Matter of Moore v AnnucciAnnotate this Case
Decided on June 7, 2019 SUPREME COURT OF THE STATE OF NEW YORK Appellate Division, Fourth Judicial Department
PRESENT: CENTRA, J.P., CARNI, LINDLEY, NEMOYER, AND TROUTMAN, JJ.
124 CA 18-00045
[*1]IN THE MATTER OF MELVIN MOORE, PETITIONER-APPELLANT,
ANTHONY ANNUCCI, ACTING COMMISSIONER, NEW YORK STATE DEPARTMENT OF CORRECTIONS AND COMMUNITY SUPERVISION, AND PATRICK M. O'FLYNN, SHERIFF OF MONROE COUNTY, RESPONDENTS-RESPONDENTS.
WYOMING COUNTY-ATTICA LEGAL AID BUREAU, WARSAW (ADAM W. KOCH OF COUNSEL), FOR PETITIONER-APPELLANT.
BARBARA D. UNDERWOOD, ATTORNEY GENERAL, ALBANY (FREDERICK A. BRODIE OF COUNSEL), FOR RESPONDENT-RESPONDENT ANTHONY ANNUCCI, ACTING COMMISSIONER, NEW YORK STATE DEPARTMENT OF CORRECTIONS AND COMMUNITY
Appeal from a judgment (denominated order) of the Supreme Court, Wyoming County (Michael M. Mohun, A.J.), entered November 24, 2017 in a proceeding pursuant to CPLR article 78. The judgment dismissed the petition.
It is hereby ORDERED that the judgment so appealed from is unanimously affirmed without costs.
Memorandum: Petitioner commenced this CPLR article 78 proceeding challenging a jail time credit determination made by the Monroe County Sheriff's Department. Petitioner was sentenced in 1986 to concurrent terms of incarceration, the longest of which was 10 to 20 years. He was released on parole in 1998 but was thereafter declared delinquent as of November 1, 1999. Petitioner was arrested on December 27, 1999 on a variety of charges (the new charges), and a parole violation warrant was lodged against him the following day. By a release order dated December 30, 1999, petitioner was released from custody on the new charges, but he remained incarcerated at the Monroe County Jail on the parole violation. Petitioner was re-arrested on the new charges on December 5, 2001. Following his conviction on several of those charges, defendant was sentenced on April 25, 2003.

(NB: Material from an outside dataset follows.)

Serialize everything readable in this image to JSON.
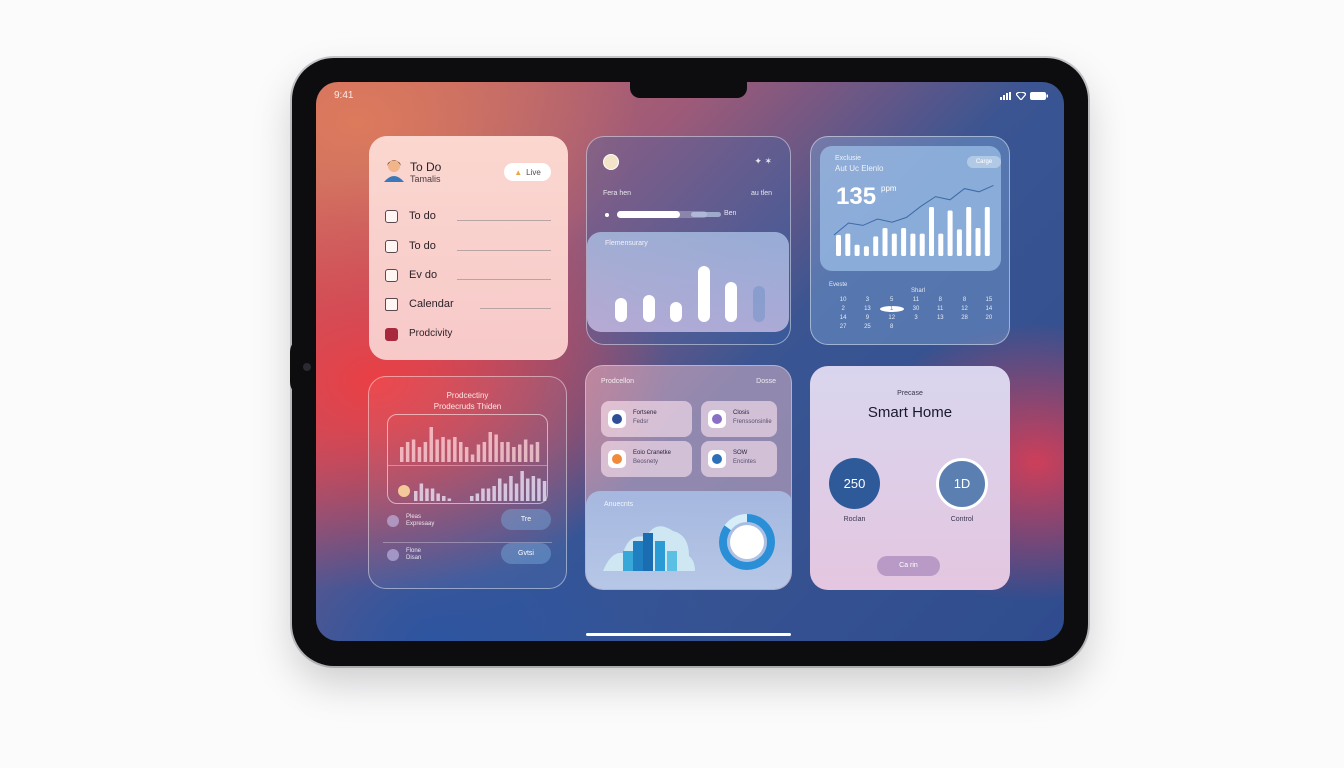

Petitioner contends that the 704 days of jail time between December 31, 1999 and December 4, 2001 should have been credited against the term of the sentence on his 2003 conviction. We reject that contention. Because petitioner was in custody during that 704-day period on the parole violation warrant, the credit accrued during this period applied, by operation of law, to the interrupted 1986 sentence, even if, as petitioner contends, he should not have been "released" on the new charges on December 30, 1999 (see Penal Law
§ 70.40  [c]; Matter of Ellis v Head Clerk, Otisville Correctional Facility, 128 AD2d 525, 526-527 [2d Dept 1987]). Pursuant to Penal Law § 70.30 (3), "petitioner is not entitled to jail time credit against the  sentence for the jail time that was [properly] credited against the  sentence" (Matter of Graham v Walsh, 108 AD3d 1230, 1231 [4th Dept 2013] [internal [*2]quotation marks omitted]; see Matter of Smith v Annucci, 162 AD3d 1430, 1431-1432 [3d Dept 2018], lv denied 32 NY3d 909 ; Matter of Jones v New York State Dept. of Corr. Servs., 305 AD2d 891, 892 [3d Dept 2003], appeal dismissed 100 NY2d 613 ). Supreme Court thus properly dismissed the petition.